Question

Given the function `f(x)= ln x^2`, how do you determine whether f satisfies the hypotheses of the Mean Value Theorem on the interval [1,3] and find the c?

Answer 1

`c = 2/ln(3)`

Explanation:

First of all, let's remind that the Mean Value Theorem states that, if `f` is a continuous function on the closed interval `[a,b]`, and differentiable on the open interval `(a,b)`, then there exists some `c` in `(a,b)` such that

`f'(c) = (f(b)-f(a))/(b-a)`

id est, there exists an inner point in which the tangent line is parallel to the line connecting `f(a)` and `f(b)`.

Since your function is continuous in `[1,3]` and differentiable in `(1,3)`, we can invoke the theorem.
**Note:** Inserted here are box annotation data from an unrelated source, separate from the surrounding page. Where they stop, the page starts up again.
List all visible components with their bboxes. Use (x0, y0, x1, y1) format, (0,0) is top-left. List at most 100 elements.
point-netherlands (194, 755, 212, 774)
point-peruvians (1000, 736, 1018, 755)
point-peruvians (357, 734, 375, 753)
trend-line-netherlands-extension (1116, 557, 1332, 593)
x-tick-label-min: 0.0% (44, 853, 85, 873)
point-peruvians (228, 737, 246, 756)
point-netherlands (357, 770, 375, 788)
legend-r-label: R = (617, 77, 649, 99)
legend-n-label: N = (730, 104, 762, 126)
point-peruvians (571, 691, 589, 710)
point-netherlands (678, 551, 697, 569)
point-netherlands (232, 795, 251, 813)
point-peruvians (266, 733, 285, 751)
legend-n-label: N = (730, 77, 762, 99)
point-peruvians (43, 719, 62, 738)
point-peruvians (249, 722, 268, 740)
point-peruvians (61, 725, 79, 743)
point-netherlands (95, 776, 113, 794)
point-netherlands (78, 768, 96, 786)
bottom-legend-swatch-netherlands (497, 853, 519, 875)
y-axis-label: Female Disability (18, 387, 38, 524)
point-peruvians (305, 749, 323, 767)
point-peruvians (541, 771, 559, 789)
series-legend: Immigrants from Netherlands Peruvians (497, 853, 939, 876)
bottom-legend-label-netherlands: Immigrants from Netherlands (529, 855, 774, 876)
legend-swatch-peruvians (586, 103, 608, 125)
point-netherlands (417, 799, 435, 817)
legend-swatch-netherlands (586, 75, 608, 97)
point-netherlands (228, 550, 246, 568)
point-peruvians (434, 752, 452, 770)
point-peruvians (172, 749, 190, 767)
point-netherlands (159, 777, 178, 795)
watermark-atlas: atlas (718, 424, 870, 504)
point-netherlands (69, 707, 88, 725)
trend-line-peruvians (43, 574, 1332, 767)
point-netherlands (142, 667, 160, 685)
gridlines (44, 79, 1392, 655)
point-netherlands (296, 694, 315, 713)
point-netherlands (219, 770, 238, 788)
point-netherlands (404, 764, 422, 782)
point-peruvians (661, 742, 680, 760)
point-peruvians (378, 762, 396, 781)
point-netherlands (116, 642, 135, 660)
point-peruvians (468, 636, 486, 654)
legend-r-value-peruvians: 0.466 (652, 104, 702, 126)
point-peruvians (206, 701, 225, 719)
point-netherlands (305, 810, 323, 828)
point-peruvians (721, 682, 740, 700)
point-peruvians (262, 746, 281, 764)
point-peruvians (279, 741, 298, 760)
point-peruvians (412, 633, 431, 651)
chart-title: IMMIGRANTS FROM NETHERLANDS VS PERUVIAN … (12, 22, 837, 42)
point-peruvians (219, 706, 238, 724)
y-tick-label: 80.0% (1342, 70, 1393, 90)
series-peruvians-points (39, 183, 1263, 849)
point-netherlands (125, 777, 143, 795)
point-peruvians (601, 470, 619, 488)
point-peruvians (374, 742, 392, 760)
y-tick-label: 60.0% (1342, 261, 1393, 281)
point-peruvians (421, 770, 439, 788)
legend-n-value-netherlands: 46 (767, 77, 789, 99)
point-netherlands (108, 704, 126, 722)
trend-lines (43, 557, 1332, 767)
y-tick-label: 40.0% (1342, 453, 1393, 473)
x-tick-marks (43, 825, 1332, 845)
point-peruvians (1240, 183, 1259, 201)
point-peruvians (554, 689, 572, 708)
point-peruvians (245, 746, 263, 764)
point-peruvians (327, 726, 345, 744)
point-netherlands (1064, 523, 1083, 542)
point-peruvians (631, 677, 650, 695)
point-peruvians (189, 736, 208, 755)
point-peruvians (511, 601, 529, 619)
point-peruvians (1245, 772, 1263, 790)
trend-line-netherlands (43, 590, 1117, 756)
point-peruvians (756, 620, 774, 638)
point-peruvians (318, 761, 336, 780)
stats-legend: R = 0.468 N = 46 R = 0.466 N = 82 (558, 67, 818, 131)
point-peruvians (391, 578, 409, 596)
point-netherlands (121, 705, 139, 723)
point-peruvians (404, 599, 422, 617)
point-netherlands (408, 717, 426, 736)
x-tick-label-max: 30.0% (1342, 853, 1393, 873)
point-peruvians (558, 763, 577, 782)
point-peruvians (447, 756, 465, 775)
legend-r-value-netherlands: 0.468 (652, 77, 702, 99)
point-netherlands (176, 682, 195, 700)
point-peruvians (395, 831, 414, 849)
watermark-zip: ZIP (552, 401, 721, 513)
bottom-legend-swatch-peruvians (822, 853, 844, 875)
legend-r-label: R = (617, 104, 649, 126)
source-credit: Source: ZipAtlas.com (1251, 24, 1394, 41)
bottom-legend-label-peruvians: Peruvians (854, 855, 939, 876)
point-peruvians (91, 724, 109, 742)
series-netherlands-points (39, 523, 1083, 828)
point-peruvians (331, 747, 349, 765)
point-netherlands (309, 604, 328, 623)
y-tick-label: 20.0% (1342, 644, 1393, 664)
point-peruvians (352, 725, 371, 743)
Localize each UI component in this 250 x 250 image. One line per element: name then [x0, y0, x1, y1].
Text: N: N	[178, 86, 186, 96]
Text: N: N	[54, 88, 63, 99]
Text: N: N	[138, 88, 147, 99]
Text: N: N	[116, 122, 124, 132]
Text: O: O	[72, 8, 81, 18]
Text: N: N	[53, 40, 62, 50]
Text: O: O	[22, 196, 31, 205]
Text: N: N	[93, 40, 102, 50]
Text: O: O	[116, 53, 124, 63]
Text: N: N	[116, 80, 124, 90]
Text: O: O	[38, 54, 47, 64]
Moreover, we can observe that `ln(x^2)=2ln(x)`, which will simplify a bit our computations. In fact, we have:

• `f'(x) = 2/x`
• `f(b) = f(3) = 2ln(3)`
• `f(a) = f(1) = 2ln(1)=0`
• `b-a = 3-1 = 2`

So, we need to solve for `c` the equation

`f'(c) = (f(b)-f(a))/(b-a) \to 2/c = (2ln(3))/2 = ln(3)`

Inverting both sides, we have

`2/c = ln(3) \iff c/2 = 1/ln(3)`

And finally, multiplying by `2` both sides,

`c/2 = 1/ln(3) \iff c = 2/ln(3)`

We can also check that `2/ln(3)` is approximately `1.8204...`, so it is indeed a number between `1` and `3`.